Now let’s run the server:

docker run -it --rm -p 9000:9000 -v $PWD/models:/models openvino/model_server:latest --config_path /models/config.json --port 9000

Step 6: Create Client Application#

Now that the Python model is deployed, you can focus on the other end - the client application. When writing the client keep in mind how the server side code looks like as they must be complementary.

First let’s connect to the server hosted on localhost with gRPC interface available on port 9000:

import tritonclient.grpc as grpcclient
client = grpcclient.InferenceServerClient("localhost:9000")

You will send a string, so let’s create one and encode it to UTF-8, because that’s what the server side code expects:

data = "Make this text uppercase.".encode()

Now let’s pack that data into a gRPC structure that will be sent to the server:

infer_input = grpcclient.InferInput("text", [len(data)], "BYTES")
infer_input._raw_content = data

You’ve created InferInput object that will correspond to the graph input with the name “text”, shape [len(data)] - where len(data) is the number of encoded bytes - and datatype “BYTES”. The data itself has been written to a raw_content field. All of these values can be accessed on the server side.
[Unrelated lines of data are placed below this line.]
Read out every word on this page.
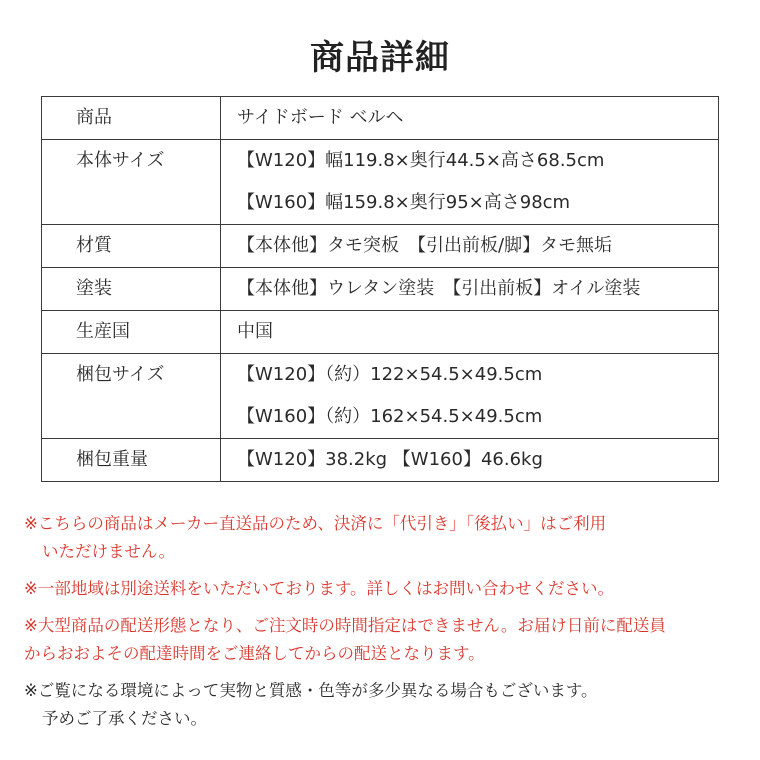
商品詳細
商品	サイドボード ベルヘ

本体サイズ	【W120】幅119.8×奥行44.5×高さ68.5cm
【W160】幅159.8×奥行95×高さ98cm

材質	【本体他】タモ突板　【引出前板/脚】タモ無垢

塗装	【本体他】ウレタン塗装　【引出前板】オイル塗装

生産国	中国

梱包サイズ	【W120】（約）122×54.5×49.5cm
【W160】（約）162×54.5×49.5cm

梱包重量	【W120】38.2kg 【W160】46.6kg
※こちらの商品はメーカー直送品のため、決済に「代引き」「後払い」はご利用
いただけません。
※一部地域は別途送料をいただいております。詳しくはお問い合わせください。
※大型商品の配送形態となり、ご注文時の時間指定はできません。お届け日前に配送員
からおおよその配達時間をご連絡してからの配送となります。
※ご覧になる環境によって実物と質感・色等が多少異なる場合もございます。
予めご了承ください。
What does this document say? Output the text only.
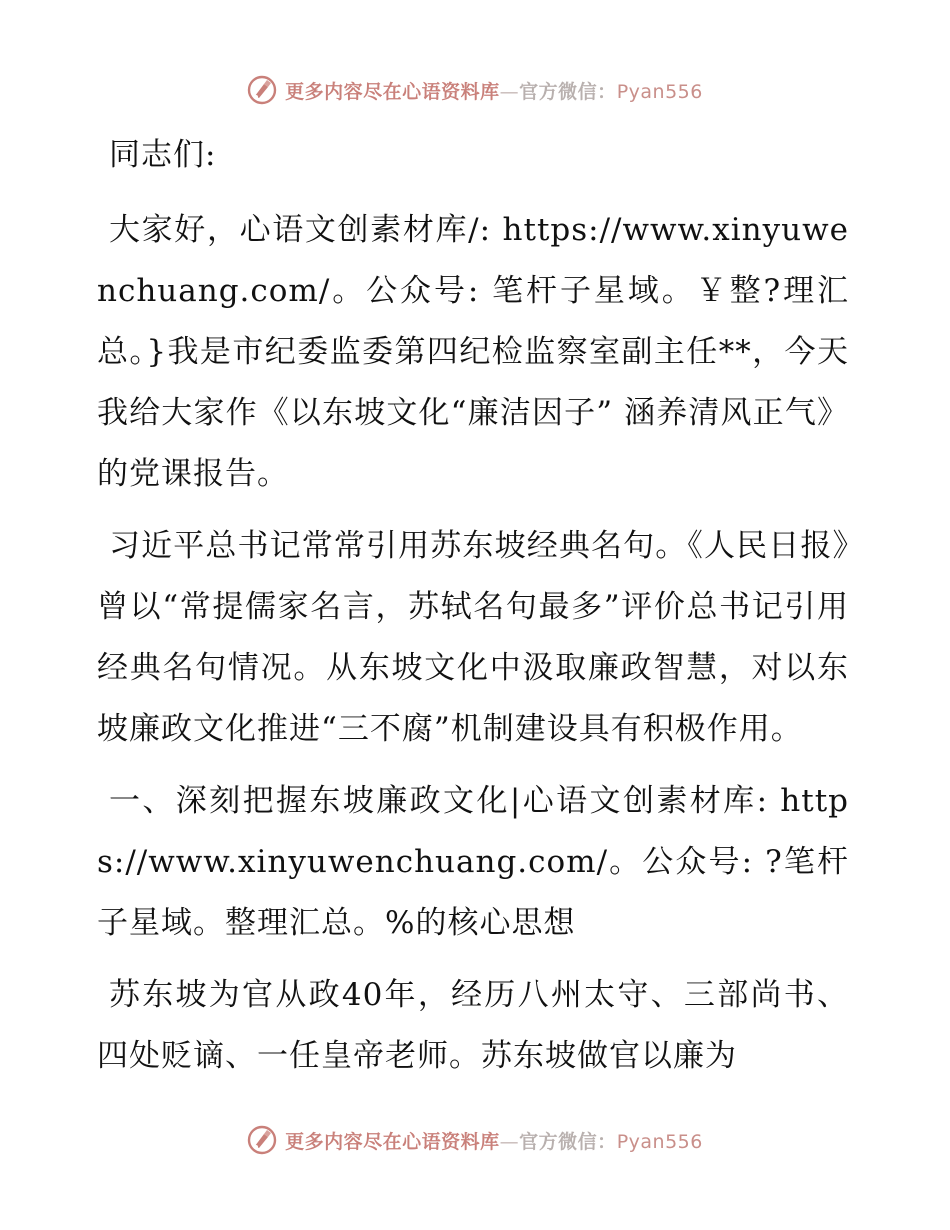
更多内容尽在心语资料库—官方微信：Pyan556

同志们:

大家好，心语文创素材库/: https://www.xinyuwenchuang.com/。公众号: 笔杆子星域。￥整?理汇总。}我是市纪委监委第四纪检监察室副主任**，今天我给大家作《以东坡文化“廉洁因子” 涵养清风正气》的党课报告。

习近平总书记常常引用苏东坡经典名句。《人民日报》曾以“常提儒家名言，苏轼名句最多”评价总书记引用经典名句情况。从东坡文化中汲取廉政智慧，对以东坡廉政文化推进“三不腐”机制建设具有积极作用。

一、深刻把握东坡廉政文化|心语文创素材库: https://www.xinyuwenchuang.com/。公众号: ?笔杆子星域。整理汇总。%的核心思想

苏东坡为官从政40年，经历八州太守、三部尚书、四处贬谪、一任皇帝老师。苏东坡做官以廉为

更多内容尽在心语资料库—官方微信：Pyan556
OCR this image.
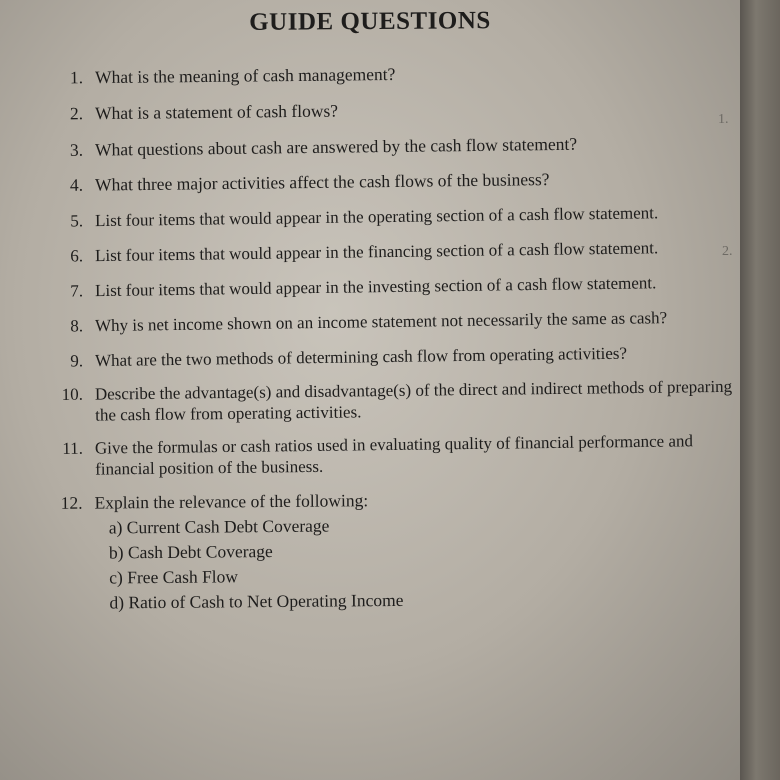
GUIDE QUESTIONS
1. What is the meaning of cash management?
2. What is a statement of cash flows?
3. What questions about cash are answered by the cash flow statement?
4. What three major activities affect the cash flows of the business?
5. List four items that would appear in the operating section of a cash flow statement.
6. List four items that would appear in the financing section of a cash flow statement.
7. List four items that would appear in the investing section of a cash flow statement.
8. Why is net income shown on an income statement not necessarily the same as cash?
9. What are the two methods of determining cash flow from operating activities?
10. Describe the advantage(s) and disadvantage(s) of the direct and indirect methods of preparing the cash flow from operating activities.
11. Give the formulas or cash ratios used in evaluating quality of financial performance and financial position of the business.
12. Explain the relevance of the following:
a) Current Cash Debt Coverage
b) Cash Debt Coverage
c) Free Cash Flow
d) Ratio of Cash to Net Operating Income
1.
2.
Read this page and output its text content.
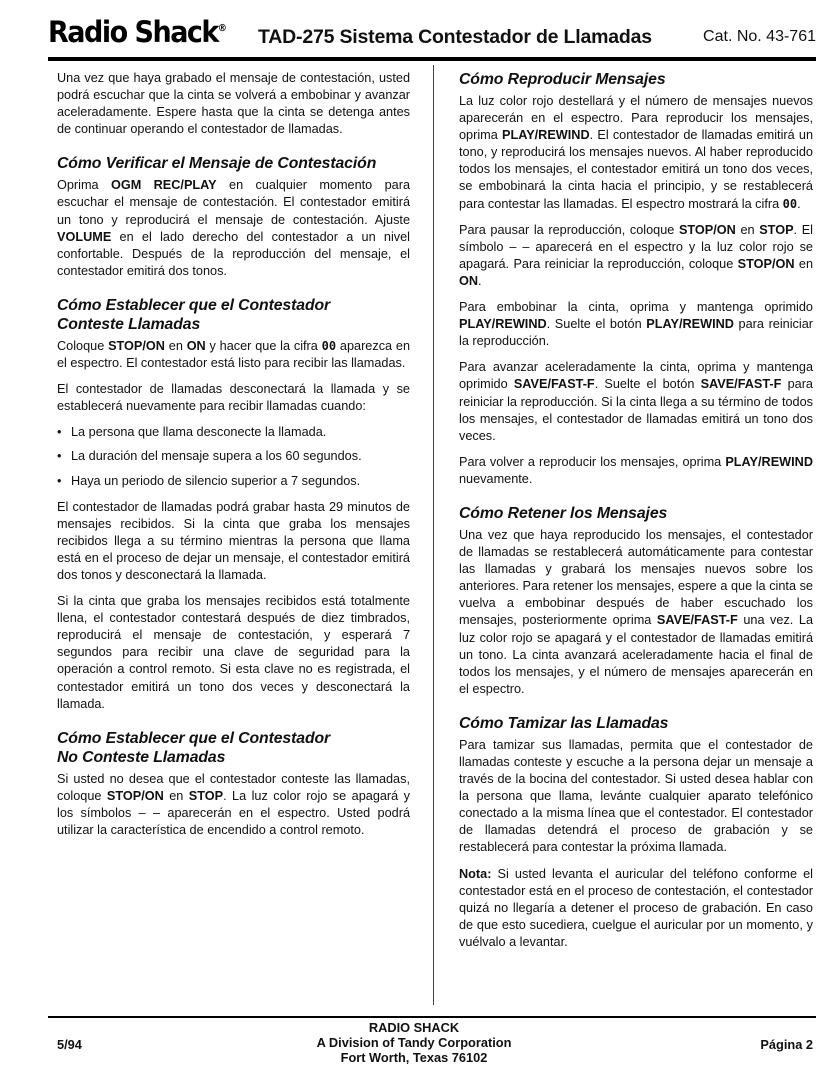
Radio Shack® TAD-275 Sistema Contestador de Llamadas	Cat. No. 43-761

Una vez que haya grabado el mensaje de contestación, usted podrá escuchar que la cinta se volverá a embobinar y avanzar aceleradamente. Espere hasta que la cinta se detenga antes de continuar operando el contestador de llamadas.

Cómo Verificar el Mensaje de Contestación

Oprima OGM REC/PLAY en cualquier momento para escuchar el mensaje de contestación. El contestador emitirá un tono y reproducirá el mensaje de contestación. Ajuste VOLUME en el lado derecho del contestador a un nivel confortable. Después de la reproducción del mensaje, el contestador emitirá dos tonos.

Cómo Establecer que el Contestador
Conteste Llamadas

Coloque STOP/ON en ON y hacer que la cifra 00 aparezca en el espectro. El contestador está listo para recibir las llamadas.

El contestador de llamadas desconectará la llamada y se establecerá nuevamente para recibir llamadas cuando:

• La persona que llama desconecte la llamada.
• La duración del mensaje supera a los 60 segundos.
• Haya un periodo de silencio superior a 7 segundos.

El contestador de llamadas podrá grabar hasta 29 minutos de mensajes recibidos. Si la cinta que graba los mensajes recibidos llega a su término mientras la persona que llama está en el proceso de dejar un mensaje, el contestador emitirá dos tonos y desconectará la llamada.

Si la cinta que graba los mensajes recibidos está totalmente llena, el contestador contestará después de diez timbrados, reproducirá el mensaje de contestación, y esperará 7 segundos para recibir una clave de seguridad para la operación a control remoto. Si esta clave no es registrada, el contestador emitirá un tono dos veces y desconectará la llamada.

Cómo Establecer que el Contestador
No Conteste Llamadas

Si usted no desea que el contestador conteste las llamadas, coloque STOP/ON en STOP. La luz color rojo se apagará y los símbolos – – aparecerán en el espectro. Usted podrá utilizar la característica de encendido a control remoto.

Cómo Reproducir Mensajes

La luz color rojo destellará y el número de mensajes nuevos aparecerán en el espectro. Para reproducir los mensajes, oprima PLAY/REWIND. El contestador de llamadas emitirá un tono, y reproducirá los mensajes nuevos. Al haber reproducido todos los mensajes, el contestador emitirá un tono dos veces, se embobinará la cinta hacia el principio, y se restablecerá para contestar las llamadas. El espectro mostrará la cifra 00.

Para pausar la reproducción, coloque STOP/ON en STOP. El símbolo – – aparecerá en el espectro y la luz color rojo se apagará. Para reiniciar la reproducción, coloque STOP/ON en ON.

Para embobinar la cinta, oprima y mantenga oprimido PLAY/REWIND. Suelte el botón PLAY/REWIND para reiniciar la reproducción.

Para avanzar aceleradamente la cinta, oprima y mantenga oprimido SAVE/FAST-F. Suelte el botón SAVE/FAST-F para reiniciar la reproducción. Si la cinta llega a su término de todos los mensajes, el contestador de llamadas emitirá un tono dos veces.

Para volver a reproducir los mensajes, oprima PLAY/REWIND nuevamente.

Cómo Retener los Mensajes

Una vez que haya reproducido los mensajes, el contestador de llamadas se restablecerá automáticamente para contestar las llamadas y grabará los mensajes nuevos sobre los anteriores. Para retener los mensajes, espere a que la cinta se vuelva a embobinar después de haber escuchado los mensajes, posteriormente oprima SAVE/FAST-F una vez. La luz color rojo se apagará y el contestador de llamadas emitirá un tono. La cinta avanzará aceleradamente hacia el final de todos los mensajes, y el número de mensajes aparecerán en el espectro.

Cómo Tamizar las Llamadas

Para tamizar sus llamadas, permita que el contestador de llamadas conteste y escuche a la persona dejar un mensaje a través de la bocina del contestador. Si usted desea hablar con la persona que llama, levánte cualquier aparato telefónico conectado a la misma línea que el contestador. El contestador de llamadas detendrá el proceso de grabación y se restablecerá para contestar la próxima llamada.

Nota: Si usted levanta el auricular del teléfono conforme el contestador está en el proceso de contestación, el contestador quizá no llegaría a detener el proceso de grabación. En caso de que esto sucediera, cuelgue el auricular por un momento, y vuélvalo a levantar.

5/94
RADIO SHACK
A Division of Tandy Corporation
Fort Worth, Texas 76102
Página 2
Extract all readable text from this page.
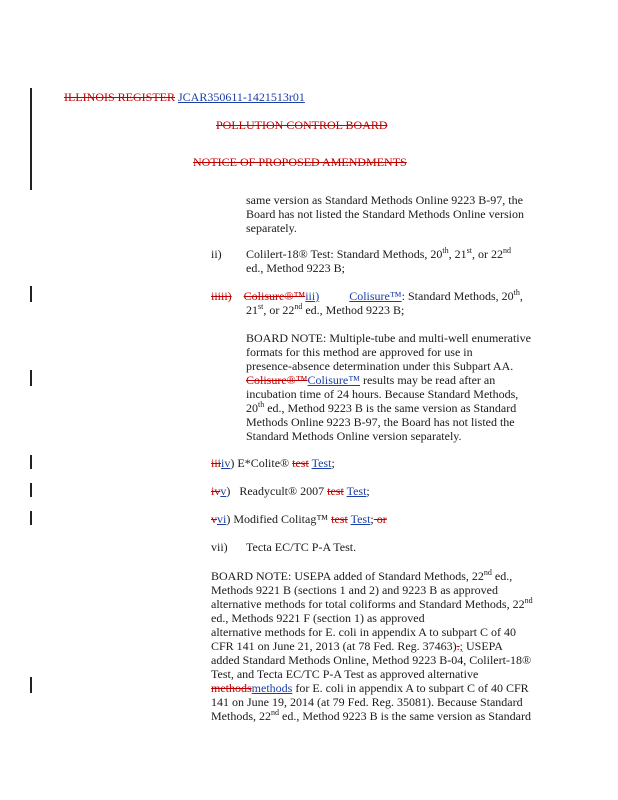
ILLINOIS REGISTER JCAR350611-1421513r01
POLLUTION CONTROL BOARD
NOTICE OF PROPOSED AMENDMENTS
same version as Standard Methods Online 9223 B-97, the
Board has not listed the Standard Methods Online version
separately.
ii) Colilert-18® Test: Standard Methods, 20th, 21st, or 22nd
ed., Method 9223 B;
iiiii) Colisure®™iii)	Colisure™: Standard Methods, 20th,
21st, or 22nd ed., Method 9223 B;
BOARD NOTE: Multiple-tube and multi-well enumerative
formats for this method are approved for use in
presence-absence determination under this Subpart AA.
Colisure®™Colisure™ results may be read after an
incubation time of 24 hours. Because Standard Methods,
20th ed., Method 9223 B is the same version as Standard
Methods Online 9223 B-97, the Board has not listed the
Standard Methods Online version separately.
iiiiv) E*Colite® test Test;
ivv)   Readycult® 2007 test Test;
vvi) Modified Colitag™ test Test; or
vii) Tecta EC/TC P-A Test.
BOARD NOTE: USEPA added of Standard Methods, 22nd ed.,
Methods 9221 B (sections 1 and 2) and 9223 B as approved
alternative methods for total coliforms and Standard Methods, 22nd
ed., Methods 9221 F (section 1) as approved
alternative methods for E. coli in appendix A to subpart C of 40
CFR 141 on June 21, 2013 (at 78 Fed. Reg. 37463).; USEPA
added Standard Methods Online, Method 9223 B-04, Colilert-18®
Test, and Tecta EC/TC P-A Test as approved alternative
methodsmethods for E. coli in appendix A to subpart C of 40 CFR
141 on June 19, 2014 (at 79 Fed. Reg. 35081). Because Standard
Methods, 22nd ed., Method 9223 B is the same version as Standard
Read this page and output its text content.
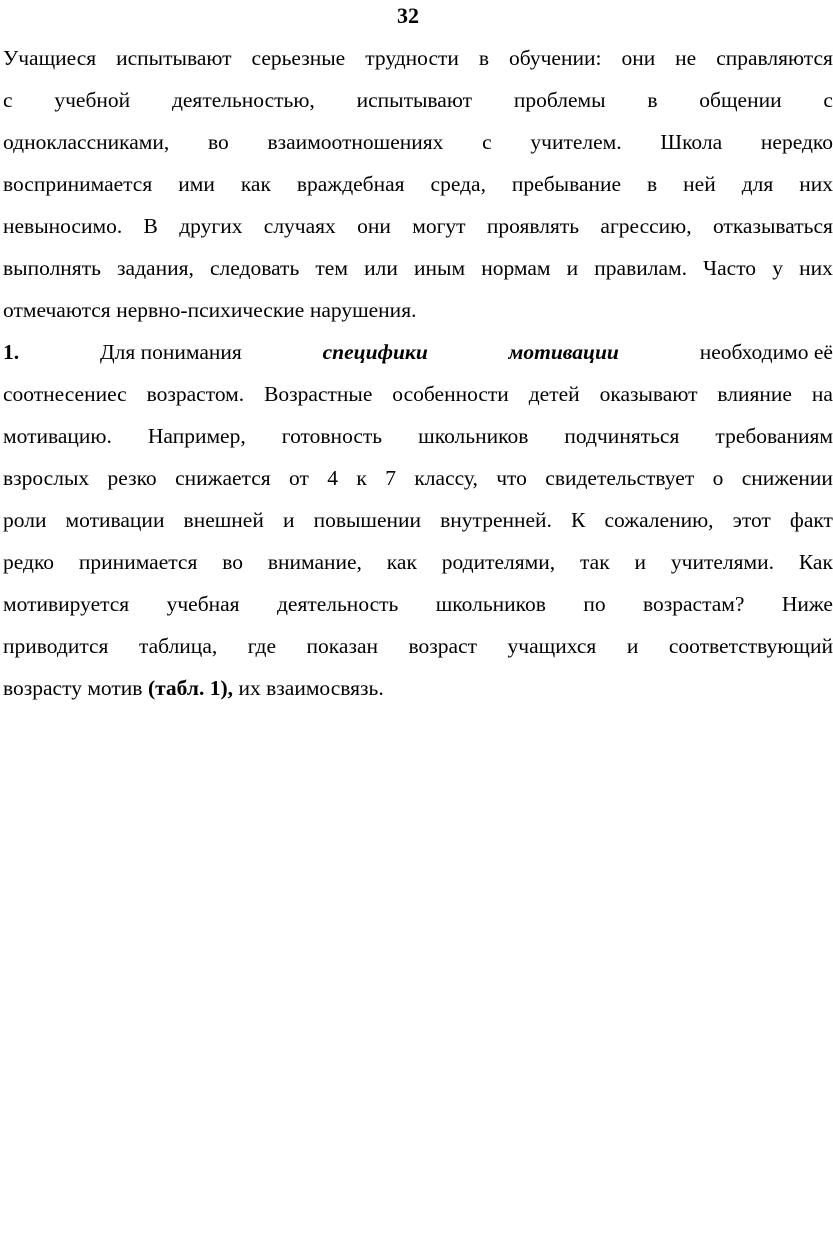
32
Учащиеся испытывают серьезные трудности в обучении: они не справляются
с учебной деятельностью, испытывают проблемы в общении с
одноклассниками, во взаимоотношениях с учителем. Школа нередко
воспринимается ими как враждебная среда, пребывание в ней для них
невыносимо. В других случаях они могут проявлять агрессию, отказываться
выполнять задания, следовать тем или иным нормам и правилам. Часто у них
отмечаются нервно-психические нарушения.
1.	Для понимания	специфики	мотивации	необходимо её
соотнесениес возрастом. Возрастные особенности детей оказывают влияние на
мотивацию. Например, готовность школьников подчиняться требованиям
взрослых резко снижается от 4 к 7 классу, что свидетельствует о снижении
роли мотивации внешней и повышении внутренней. К сожалению, этот факт
редко принимается во внимание, как родителями, так и учителями. Как
мотивируется учебная деятельность школьников по возрастам? Ниже
приводится таблица, где показан возраст учащихся и соответствующий
возрасту мотив (табл. 1), их взаимосвязь.
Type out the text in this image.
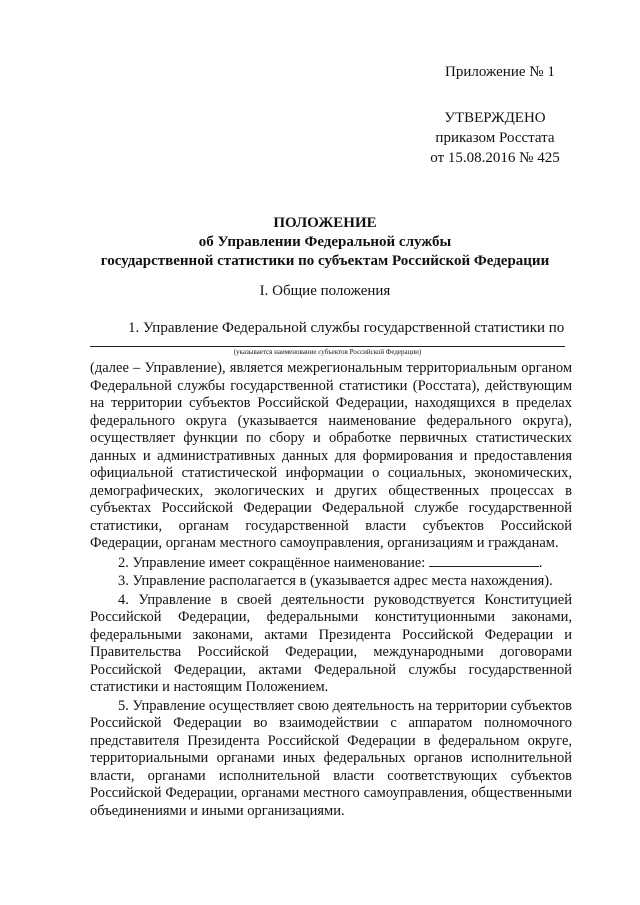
Приложение № 1
УТВЕРЖДЕНО
приказом Росстата
от 15.08.2016 № 425
ПОЛОЖЕНИЕ
об Управлении Федеральной службы
государственной статистики по субъектам Российской Федерации
I. Общие положения
1. Управление Федеральной службы государственной статистики по
(указывается наименование субъектов Российской Федерации)

(далее – Управление), является межрегиональным территориальным органом Федеральной службы государственной статистики (Росстата), действующим на территории субъектов Российской Федерации, находящихся в пределах федерального округа (указывается наименование федерального округа), осуществляет функции по сбору и обработке первичных статистических данных и административных данных для формирования и предоставления официальной статистической информации о социальных, экономических, демографических, экологических и других общественных процессах в субъектах Российской Федерации Федеральной службе государственной статистики, органам государственной власти субъектов Российской Федерации, органам местного самоуправления, организациям и гражданам.

2. Управление имеет сокращённое наименование:	.

3. Управление располагается в (указывается адрес места нахождения).

4. Управление в своей деятельности руководствуется Конституцией Российской Федерации, федеральными конституционными законами, федеральными законами, актами Президента Российской Федерации и Правительства Российской Федерации, международными договорами Российской Федерации, актами Федеральной службы государственной статистики и настоящим Положением.

5. Управление осуществляет свою деятельность на территории субъектов Российской Федерации во взаимодействии с аппаратом полномочного представителя Президента Российской Федерации в федеральном округе, территориальными органами иных федеральных органов исполнительной власти, органами исполнительной власти соответствующих субъектов Российской Федерации, органами местного самоуправления, общественными объединениями и иными организациями.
The last part would be to send this data to the server:

results = client.infer("python_model", [infer_input])
print(results.as_numpy("uppercase").tobytes().decode())

That part will pack infer_input into a request and send it to the servable called uppercase_model.

Server is expected to respond with an output containing UTF-8 encoded string, so in the second line you read it, decode it to an actual string and print it.

Let’s save the entire code to client.py file inside workspace:

echo '
import tritonclient.grpc as grpcclient
client = grpcclient.InferenceServerClient("localhost:9000")
data = "Make this text uppercase.".encode()
infer_input = grpcclient.InferInput("text", [len(data)], "BYTES")
infer_input._raw_content = data
results = client.infer("python_model", [infer_input])
print(results.as_numpy("uppercase").tobytes().decode())
' >> client.py 

Step 7: Send Requests From The Client#

Once you have model server up and running, let’s send a text: "Make this text uppercase.".

Simply run your client.py from the workspace catalog and see the results:

python3 client.py
MAKE THIS TEXT UPPERCASE.